La Sveva Pallacanestro, primeggiando nel girone A della Poule Retrocessione di Serie D, ha salvato la categoria a conclusione di un'annata molto travagliata.
"L’inizio è promettente - scrive, in un comunicato, la società lucerina -, ma dopo solo quattro gare cominciano ad arrivare i primi problemi che hanno portato, dalla metà del mese di ottobre fino alla fine del mese di febbraio, a dover affrontare più della metà della regular season con l’organico ridotto a causa degli innumerevoli infortuni, senza contare l’avvicendamento di tre allenatori, tutte cose che hanno caratterizzato e determinato pesantemente quella prima parte di stagione, chiusa comunque in sesta posizione in coabitazione con Rutigliano che, per la sola differenza canestri, ha scavalcato la Sveva nell’accesso ai playoff.
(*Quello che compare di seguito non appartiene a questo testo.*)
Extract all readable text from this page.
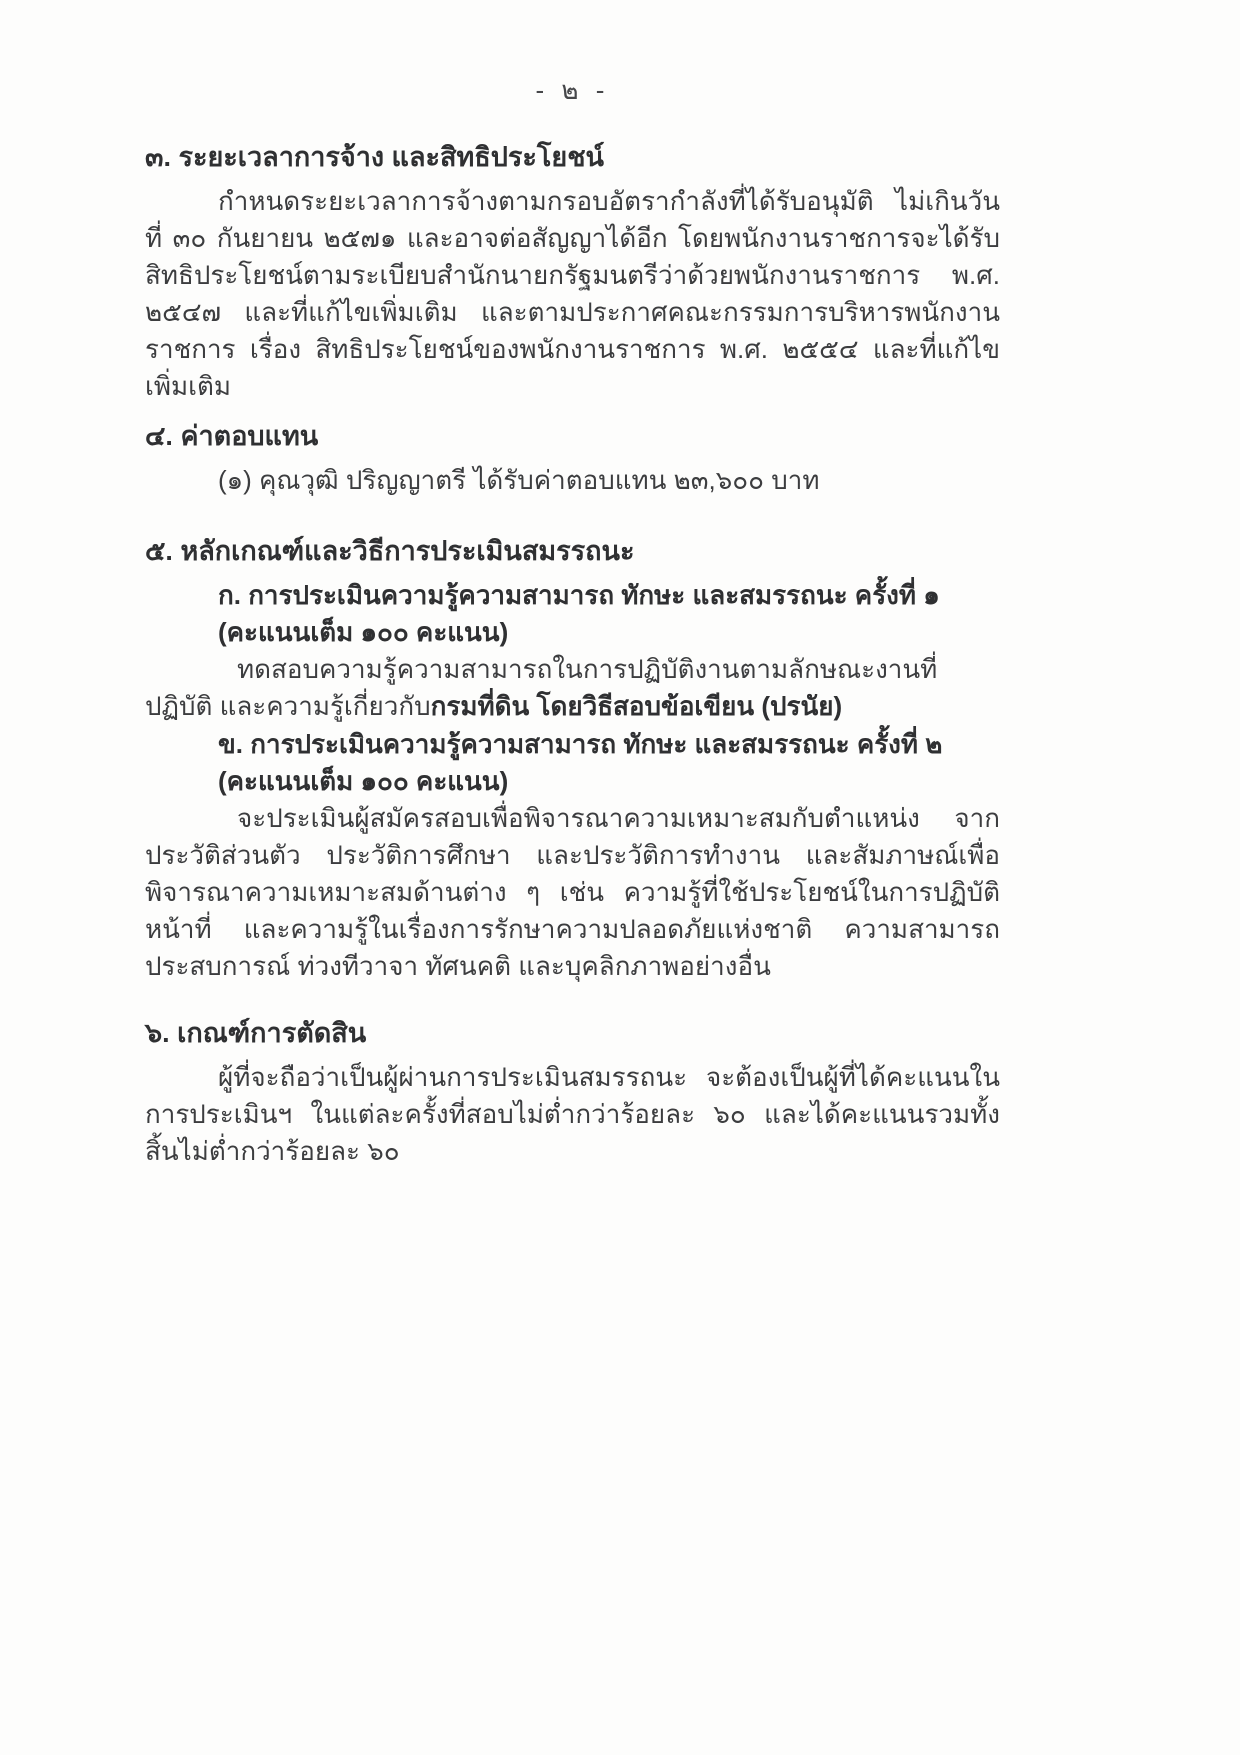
- ๒ -
๓. ระยะเวลาการจ้าง และสิทธิประโยชน์

กำหนดระยะเวลาการจ้างตามกรอบอัตรากำลังที่ได้รับอนุมัติ ไม่เกินวันที่ ๓๐ กันยายน ๒๕๗๑ และอาจต่อสัญญาได้อีก โดยพนักงานราชการจะได้รับสิทธิประโยชน์ตามระเบียบสำนักนายกรัฐมนตรีว่าด้วยพนักงานราชการ พ.ศ. ๒๕๔๗ และที่แก้ไขเพิ่มเติม และตามประกาศคณะกรรมการบริหารพนักงานราชการ เรื่อง สิทธิประโยชน์ของพนักงานราชการ พ.ศ. ๒๕๕๔ และที่แก้ไขเพิ่มเติม

๔. ค่าตอบแทน

(๑) คุณวุฒิ ปริญญาตรี ได้รับค่าตอบแทน ๒๓,๖๐๐ บาท

๕. หลักเกณฑ์และวิธีการประเมินสมรรถนะ

ก. การประเมินความรู้ความสามารถ ทักษะ และสมรรถนะ ครั้งที่ ๑ (คะแนนเต็ม ๑๐๐ คะแนน)

ทดสอบความรู้ความสามารถในการปฏิบัติงานตามลักษณะงานที่ปฏิบัติ และความรู้เกี่ยวกับกรมที่ดิน โดยวิธีสอบข้อเขียน (ปรนัย)

ข. การประเมินความรู้ความสามารถ ทักษะ และสมรรถนะ ครั้งที่ ๒ (คะแนนเต็ม ๑๐๐ คะแนน)

จะประเมินผู้สมัครสอบเพื่อพิจารณาความเหมาะสมกับตำแหน่ง จากประวัติส่วนตัว ประวัติการศึกษา และประวัติการทำงาน และสัมภาษณ์เพื่อพิจารณาความเหมาะสมด้านต่าง ๆ เช่น ความรู้ที่ใช้ประโยชน์ในการปฏิบัติหน้าที่ และความรู้ในเรื่องการรักษาความปลอดภัยแห่งชาติ ความสามารถ ประสบการณ์ ท่วงทีวาจา ทัศนคติ และบุคลิกภาพอย่างอื่น

๖. เกณฑ์การตัดสิน

ผู้ที่จะถือว่าเป็นผู้ผ่านการประเมินสมรรถนะ จะต้องเป็นผู้ที่ได้คะแนนในการประเมินฯ ในแต่ละครั้งที่สอบไม่ต่ำกว่าร้อยละ ๖๐ และได้คะแนนรวมทั้งสิ้นไม่ต่ำกว่าร้อยละ ๖๐
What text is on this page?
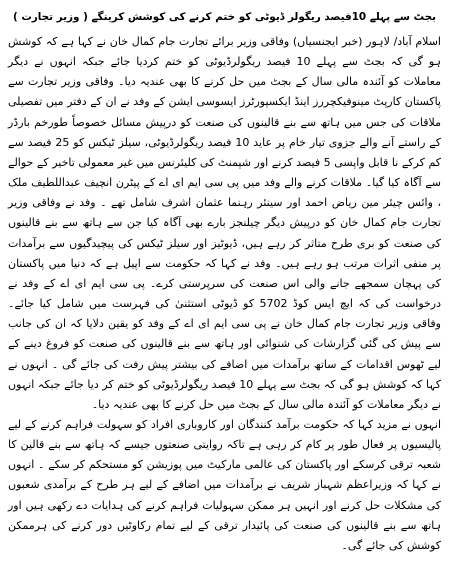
بجٹ سے پہلے 10فیصد ریگولر ڈیوٹی کو ختم کرنے کی کوشش کرینگے ( وزیر تجارت )

اسلام آباد/ لاہور (خبر ایجنسیاں) وفاقی وزیر برائے تجارت جام کمال خان نے کہا ہے کہ کوشش ہو گی کہ بجٹ سے پہلے 10 فیصد ریگولرڈیوٹی کو ختم کردیا جائے جبکہ انہوں نے دیگر معاملات کو آئندہ مالی سال کے بجٹ میں حل کرنے کا بھی عندیہ دیا۔ وفاقی وزیر تجارت سے پاکستان کارپٹ مینوفیکچررز اینڈ ایکسپورٹرز ایسوسی ایشن کے وفد نے ان کے دفتر میں تفصیلی ملاقات کی جس میں ہاتھ سے بنے قالینوں کی صنعت کو درپیش مسائل خصوصاً طورخم بارڈر کے راستے آنے والے جزوی تیار خام پر عاید 10 فیصد ریگولرڈیوٹی، سیلز ٹیکس کو 25 فیصد سے کم کرکے نا قابل واپسی 5 فیصد کرنے اور شپمنٹ کی کلیئرنس میں غیر معمولی تاخیر کے حوالے سے آگاہ کیا گیا۔ ملاقات کرنے والے وفد میں پی سی ایم ای اے کے پیٹرن انچیف عبداللطیف ملک ، وائس چیئر مین ریاض احمد اور سینئر رہنما عثمان اشرف شامل تھے ۔ وفد نے وفاقی وزیر تجارت جام کمال خان کو درپیش دیگر چیلنجز بارے بھی آگاہ کیا جن سے ہاتھ سے بنے قالینوں کی صنعت کو بری طرح متاثر کر رہے ہیں، ڈیوٹیز اور سیلز ٹیکس کی پیچیدگیوں سے برآمدات پر منفی اثرات مرتب ہو رہے ہیں۔ وفد نے کہا کہ حکومت سے اپیل ہے کہ دنیا میں پاکستان کی پہچان سمجھے جانے والی اس صنعت کی سرپرستی کرے۔ پی سی ایم ای اے کے وفد نے درخواست کی کہ ایچ ایس کوڈ 5702 کو ڈیوٹی استثنیٰ کی فہرست میں شامل کیا جائے۔ وفاقی وزیر تجارت جام کمال خان نے پی سی ایم ای اے کے وفد کو یقین دلایا کہ ان کی جانب سے پیش کی گئی گزارشات کی شنوائی اور ہاتھ سے بنے قالینوں کی صنعت کو فروغ دینے کے لیے ٹھوس اقدامات کے ساتھ برآمدات میں اضافے کی بیشتر پیش رفت کی جائے گی ۔ انہوں نے کہا کہ کوشش ہو گی کہ بجٹ سے پہلے 10 فیصد ریگولرڈیوٹی کو ختم کر دیا جائے جبکہ انہوں نے دیگر معاملات کو آئندہ مالی سال کے بجٹ میں حل کرنے کا بھی عندیہ دیا۔

انہوں نے مزید کہا کہ حکومت برآمد کنندگان اور کاروباری افراد کو سہولت فراہم کرنے کے لیے پالیسیوں پر فعال طور پر کام کر رہی ہے تاکہ روایتی صنعتوں جیسے کہ ہاتھ سے بنے قالین کا شعبہ ترقی کرسکے اور پاکستان کی عالمی مارکیٹ میں پوزیشن کو مستحکم کر سکے ۔ انہوں نے کہا کہ وزیراعظم شہباز شریف نے برآمدات میں اضافے کے لیے ہر طرح کے برآمدی شعبوں کی مشکلات حل کرنے اور انہیں ہر ممکن سہولیات فراہم کرنے کی ہدایات دے رکھی ہیں اور ہاتھ سے بنے قالینوں کی صنعت کی پائیدار ترقی کے لیے تمام رکاوٹیں دور کرنے کی ہرممکن کوشش کی جائے گی۔
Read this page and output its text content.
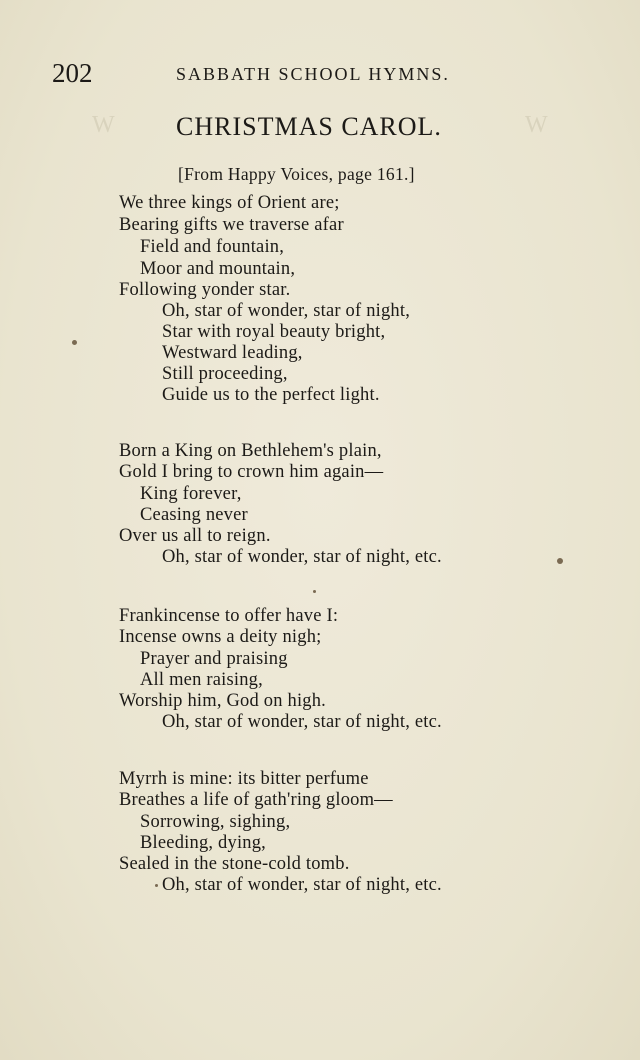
W	W
202	SABBATH SCHOOL HYMNS.
CHRISTMAS CAROL.
[From Happy Voices, page 161.]
We three kings of Orient are;
Bearing gifts we traverse afar
Field and fountain,
Moor and mountain,
Following yonder star.
Oh, star of wonder, star of night,
Star with royal beauty bright,
Westward leading,
Still proceeding,
Guide us to the perfect light.
Born a King on Bethlehem's plain,
Gold I bring to crown him again—
King forever,
Ceasing never
Over us all to reign.
Oh, star of wonder, star of night, etc.
Frankincense to offer have I:
Incense owns a deity nigh;
Prayer and praising
All men raising,
Worship him, God on high.
Oh, star of wonder, star of night, etc.
Myrrh is mine: its bitter perfume
Breathes a life of gath'ring gloom—
Sorrowing, sighing,
Bleeding, dying,
Sealed in the stone-cold tomb.
Oh, star of wonder, star of night, etc.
Sfumato l’obiettivo che ci eravamo prefissati ad inizio stagione, dovevamo affrontare i playout e quindi cercare di mantenere la categoria, cosa non facile viste le condizioni del roster. Alcuni interventi di mercato hanno permesso di sistemare le cose e con una Poule Retrocessione tutt’altro che scontata, siamo riusciti con ben due giornate di anticipo a salvare la categoria chiudendo al primo posto del mini girone salvezza".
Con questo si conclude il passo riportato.